This little blurb isn’t intended to be a place where Tremaine Edmunds is either bashed or revered. It’s really just installment number 73 in our “90 players in 90 days” series. However, I know the drill. I’ll give my opinion on Edmunds, others will do the same, and the debate about whether he’s a stud or a bum or a future stud, whether he’s miscast as a middle linebacker and overrated or perfectly placed and misunderstood by fans like us, will continue on and on.
Alright folks, let’s do it.
Name: Tremaine Edmunds
Number: 49
Position: LB
Height/Weight: 6’5” 250 lbs
Age: 24 (25 on 5/2/2023)
Experience/Draft: 5; selected in the first round (No. 16 overall) of the 2018 NFL Draft by Buffalo
College: Virginia Tech
Acquired: First-round draft choice
Financial situation (per Spotrac): Edmunds is entering the final year of his contract; he’ll play out the 2022 season on the fifth-year option that comes with his draft status. That option covers this year at a cap hit of $12.716 million, and it is fully guaranteed.
2021 Recap: Edmunds played in 15 games last year, missing Buffalo’s Week 10 win over the New York Jets and the Week 11 loss against the Indianapolis Colts. Otherwise, he played 873 defensive snaps, more than all but five of his teammates on defense. He led the Bills in tackles once again, notching 108 total. Just seven of those tackles went for a loss. He had one interception, one quarterback hit, and four pass breakups. Pro Football Reference was down on his coverage numbers, too, as they had 78% of the passes completed where he was the closest defender. Those passes gained a total of 498 yards on 59 attempts, and he allowed two touchdowns where he was the closest defender in coverage. Edmunds missed ten tackles last year, which was a career low.
Positional outlook: Edmunds is one of the two top linebackers on the team, with Matt Milano slated to be the other yet again.

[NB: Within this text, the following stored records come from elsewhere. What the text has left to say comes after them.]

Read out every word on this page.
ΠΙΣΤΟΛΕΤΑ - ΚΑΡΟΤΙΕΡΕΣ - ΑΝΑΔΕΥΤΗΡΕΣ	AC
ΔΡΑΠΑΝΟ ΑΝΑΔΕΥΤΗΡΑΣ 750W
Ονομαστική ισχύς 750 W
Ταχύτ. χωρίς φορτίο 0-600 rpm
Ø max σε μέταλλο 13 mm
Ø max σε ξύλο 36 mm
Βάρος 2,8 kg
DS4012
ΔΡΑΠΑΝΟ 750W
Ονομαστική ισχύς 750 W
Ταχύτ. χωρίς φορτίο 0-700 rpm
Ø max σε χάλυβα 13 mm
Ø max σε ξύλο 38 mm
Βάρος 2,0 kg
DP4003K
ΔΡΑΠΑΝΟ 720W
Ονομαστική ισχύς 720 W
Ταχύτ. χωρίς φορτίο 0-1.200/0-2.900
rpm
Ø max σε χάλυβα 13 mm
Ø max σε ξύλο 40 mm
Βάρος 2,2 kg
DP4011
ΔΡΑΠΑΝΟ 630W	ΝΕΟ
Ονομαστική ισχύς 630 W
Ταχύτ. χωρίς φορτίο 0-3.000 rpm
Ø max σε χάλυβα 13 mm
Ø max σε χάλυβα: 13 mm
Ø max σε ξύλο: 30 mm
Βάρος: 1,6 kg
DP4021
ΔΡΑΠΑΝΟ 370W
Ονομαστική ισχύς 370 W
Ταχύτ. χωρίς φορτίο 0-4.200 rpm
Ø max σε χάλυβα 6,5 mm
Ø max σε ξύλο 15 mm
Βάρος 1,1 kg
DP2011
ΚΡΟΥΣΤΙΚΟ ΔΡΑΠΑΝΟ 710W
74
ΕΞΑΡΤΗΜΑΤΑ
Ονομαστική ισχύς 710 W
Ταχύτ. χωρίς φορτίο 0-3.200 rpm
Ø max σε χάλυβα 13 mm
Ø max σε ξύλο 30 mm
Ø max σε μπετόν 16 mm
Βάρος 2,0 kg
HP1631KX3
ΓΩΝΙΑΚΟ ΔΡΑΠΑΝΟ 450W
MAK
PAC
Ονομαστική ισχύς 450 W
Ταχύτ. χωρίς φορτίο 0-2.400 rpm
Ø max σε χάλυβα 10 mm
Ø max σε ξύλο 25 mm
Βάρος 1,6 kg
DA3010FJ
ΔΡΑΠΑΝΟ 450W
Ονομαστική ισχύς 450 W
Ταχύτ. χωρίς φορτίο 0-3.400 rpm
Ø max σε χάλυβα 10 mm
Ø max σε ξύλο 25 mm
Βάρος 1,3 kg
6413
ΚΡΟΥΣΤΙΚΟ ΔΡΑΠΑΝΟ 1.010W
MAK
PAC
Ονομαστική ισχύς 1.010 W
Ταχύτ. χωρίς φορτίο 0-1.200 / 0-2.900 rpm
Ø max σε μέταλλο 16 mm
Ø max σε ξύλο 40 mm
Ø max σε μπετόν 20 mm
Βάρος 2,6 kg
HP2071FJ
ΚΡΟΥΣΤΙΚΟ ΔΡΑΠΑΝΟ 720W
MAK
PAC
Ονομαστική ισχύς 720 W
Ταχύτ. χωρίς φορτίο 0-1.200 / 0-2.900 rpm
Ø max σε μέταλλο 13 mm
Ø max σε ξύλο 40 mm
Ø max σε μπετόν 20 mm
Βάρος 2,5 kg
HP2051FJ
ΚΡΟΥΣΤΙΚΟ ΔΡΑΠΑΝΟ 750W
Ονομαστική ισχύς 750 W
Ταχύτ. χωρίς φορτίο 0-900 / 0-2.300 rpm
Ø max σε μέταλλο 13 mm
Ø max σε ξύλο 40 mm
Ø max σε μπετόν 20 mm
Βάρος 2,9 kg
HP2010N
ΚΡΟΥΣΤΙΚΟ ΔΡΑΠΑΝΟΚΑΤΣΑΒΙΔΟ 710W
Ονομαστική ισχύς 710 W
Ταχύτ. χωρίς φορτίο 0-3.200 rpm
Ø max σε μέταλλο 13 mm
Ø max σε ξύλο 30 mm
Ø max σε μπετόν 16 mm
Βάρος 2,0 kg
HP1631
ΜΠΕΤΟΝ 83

Tyrel Dodson, Tyler Matakevich, Joe Giles-Harris, Marquel Lee, Terrel Bernard, Baylon Spector, and Andre Smith are the other off-the-ball linebackers, with Von Miller still listed as a linebacker even though we know he isn’t going to play the same role as the other players listed at the position.
2022 Offseason: Edmunds is healthy and he has participated in all team activities—voluntary and otherwise—to date.
2022 Season outlook: Stop me if you’re heard this before, but Edmunds is still young, is still a crazy athlete, and still has a ton of room to grow. We keep talking about his potential, though, rather than how dominant he is—which reminds me of one of my favorite Bill Parcells quotes. I’m paraphrasing here, but the Big Tuna said something along the lines of, “If we’re talking about your potential, it means you haven’t done anything yet.” That’s a bit of the vibe with Edmunds, as he is clearly the best option on the team to do what he does, but I’m not sure the Bills always put him in a position that allows his athleticism to take over and dominate.
The middle linebacker spot in this defense has so many checks and so many reads that it takes away from his ability to attack at full speed. Combine that with mediocrity in front of him at the defensive tackle position, the players who are supposed to make his life easier and keep him clean and free of blocks, and you have a recipe for mistakes. And Edmunds has made plenty of mistakes, especially in the run game. This year seems to be one where all of the excuses are gone, as the team has gone and acquired a better one-tech defensive tackle in DaQuan Jones, better depth at that spot with Tim Settle Jr. and Jordan Phillips, and a dominant pass-rush specialist in Miller who will keep teams from double-teaming players in the middle.
The drop-off from Edmunds to any of his backups, whether it was a veteran like A.J. Klein or younger players like Tyrel Dodson, is so large that I’m not one who thinks Edmunds is an easily-replaceable cog in the Bills’ defensive machine. I’m also not delusional enough to think that the 24 year old has played at an All-Pro level. What I do think is that, with some tweaks defensively (remember those double A-gap looks with Edmunds and Milano we used to see so frequently? What happened to those?) that allow for more aggression, there’s another level in Edmunds’s play that’s yet to be unlocked. Edmunds will have these next seven months to prove that the Bills should pay him plenty of cash to stick around for them to make it happen.